To be fair, it's probably not a security vulnerability in most cases, because it's rare that serious code does the equivalent of `$func = $_GET['func']; $func($_GET['userinput']);`, but it certainly makes for nice backdooring.

Regardless, PHP in general was never designed for security of any sort.


Note that there's no suhosin for PHP5.4, and therefore it no longer appears in the Wheezy repositories.


Yes, this is a concern. I believe the latest version with the patch is 5.3.21 which is included with OpenBSD. But some of the features in Suhosin were merged into mainline PHP. It would be interesting to see a side-by-side of 5.4 and Suhoshin patched features.

I'd still advise people writing new applications to go with PHP 5.4 first if only because development is made simpler, therefore it's less likely to include accidental vulnerabilities while trying to (re)implement new features available by default in 5.4.


Is this a real trojan found in the wild, or something they came up with to show how sneaky trojans could be?


Sneaky? That's not sneaky at all. The presence of eval is a great big flashing sign saying "Backdoor here!". Why on earth does the copyright file have code in it? Sneaky is the infamous sys_wait4() backdoor in the Linux source, or using open($filename) in perl, or letting someone pass in a debugging filename that you treat as a relative path without realpath().

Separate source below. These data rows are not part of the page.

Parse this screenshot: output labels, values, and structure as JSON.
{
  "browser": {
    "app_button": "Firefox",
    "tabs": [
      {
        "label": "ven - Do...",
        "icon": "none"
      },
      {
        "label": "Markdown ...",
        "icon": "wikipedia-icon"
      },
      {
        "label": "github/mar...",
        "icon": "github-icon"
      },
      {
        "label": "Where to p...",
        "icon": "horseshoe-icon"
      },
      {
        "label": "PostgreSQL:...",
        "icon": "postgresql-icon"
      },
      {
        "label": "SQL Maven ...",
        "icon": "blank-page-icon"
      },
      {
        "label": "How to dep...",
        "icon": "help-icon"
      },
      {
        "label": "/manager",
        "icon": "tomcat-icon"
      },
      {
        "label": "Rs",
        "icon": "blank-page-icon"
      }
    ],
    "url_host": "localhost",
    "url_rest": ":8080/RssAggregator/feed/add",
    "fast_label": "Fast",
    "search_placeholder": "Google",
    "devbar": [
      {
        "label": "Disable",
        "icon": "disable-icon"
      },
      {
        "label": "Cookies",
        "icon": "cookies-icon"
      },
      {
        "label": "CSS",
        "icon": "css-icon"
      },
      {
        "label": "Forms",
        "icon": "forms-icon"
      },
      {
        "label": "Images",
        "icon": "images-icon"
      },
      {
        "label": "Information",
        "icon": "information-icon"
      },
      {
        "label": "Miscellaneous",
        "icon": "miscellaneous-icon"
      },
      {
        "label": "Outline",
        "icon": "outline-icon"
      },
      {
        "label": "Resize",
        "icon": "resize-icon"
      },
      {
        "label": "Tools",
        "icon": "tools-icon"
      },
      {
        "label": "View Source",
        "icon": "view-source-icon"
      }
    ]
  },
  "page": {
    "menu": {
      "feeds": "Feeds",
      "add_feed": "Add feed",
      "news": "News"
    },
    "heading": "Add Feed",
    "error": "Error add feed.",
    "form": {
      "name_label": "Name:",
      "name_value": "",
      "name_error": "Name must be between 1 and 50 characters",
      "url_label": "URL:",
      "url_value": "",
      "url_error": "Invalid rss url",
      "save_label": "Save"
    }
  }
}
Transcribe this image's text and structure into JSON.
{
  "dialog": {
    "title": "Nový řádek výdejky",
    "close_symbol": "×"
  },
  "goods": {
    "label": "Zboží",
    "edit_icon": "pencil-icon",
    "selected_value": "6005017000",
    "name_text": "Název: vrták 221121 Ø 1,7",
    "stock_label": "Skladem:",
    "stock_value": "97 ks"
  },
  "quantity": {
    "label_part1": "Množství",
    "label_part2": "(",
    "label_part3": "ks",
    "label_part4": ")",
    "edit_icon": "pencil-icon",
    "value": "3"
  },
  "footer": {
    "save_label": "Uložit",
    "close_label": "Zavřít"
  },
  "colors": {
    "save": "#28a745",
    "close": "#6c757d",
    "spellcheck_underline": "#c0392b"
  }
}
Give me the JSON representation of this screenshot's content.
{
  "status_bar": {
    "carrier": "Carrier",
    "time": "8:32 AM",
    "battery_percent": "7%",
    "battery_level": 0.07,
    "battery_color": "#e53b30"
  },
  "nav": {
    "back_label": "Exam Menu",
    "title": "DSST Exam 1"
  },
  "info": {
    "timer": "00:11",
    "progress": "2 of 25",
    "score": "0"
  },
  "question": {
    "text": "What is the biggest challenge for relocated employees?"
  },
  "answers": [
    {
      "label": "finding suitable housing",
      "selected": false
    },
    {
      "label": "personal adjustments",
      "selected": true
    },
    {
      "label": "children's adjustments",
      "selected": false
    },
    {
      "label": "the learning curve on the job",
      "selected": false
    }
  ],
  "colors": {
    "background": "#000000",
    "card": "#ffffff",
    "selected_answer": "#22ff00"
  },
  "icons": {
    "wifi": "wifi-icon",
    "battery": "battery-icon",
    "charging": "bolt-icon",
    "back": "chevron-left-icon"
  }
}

I've seen remote execution backdoors like this in a compromised Joomla site before (at least w/r/t the code snippet that actually does the execution), so I would not be in the least surprised if someone was clever enough to use the copyright file as a place to sneak it in.

I saw one attacker drop the same backdoor php file in a dozen different locations, in hopes that the site owner would just remove the one in particular that was showing up in their logs and none of the others.


The most interesting shells I've seen have been done via the htaccess file.

Here is an example: https://github.com/wireghoul/htshells/blob/master/shell/mod_...


Nice .htaccess thing


Perhaps I can't read, but it seems the article is really lacking with a source for where this was found.


It was found in the wild.


Why did they even make this a PHP file? Why not just HTML or plain text?


Oh wait. Okay, I guess the attackers created the file as well.


Hmmm... dunno but looks like they really might have had copyright info in a "restricted" executable file.... for literally no reason:

http://docs.huihoo.com/api/joomla/1.5/ric_COPYRIGHT.php.html


Well that's just dumb.


considering there are still hundreds of thousands of Joomla sites running 1.5 or lower this is very scary.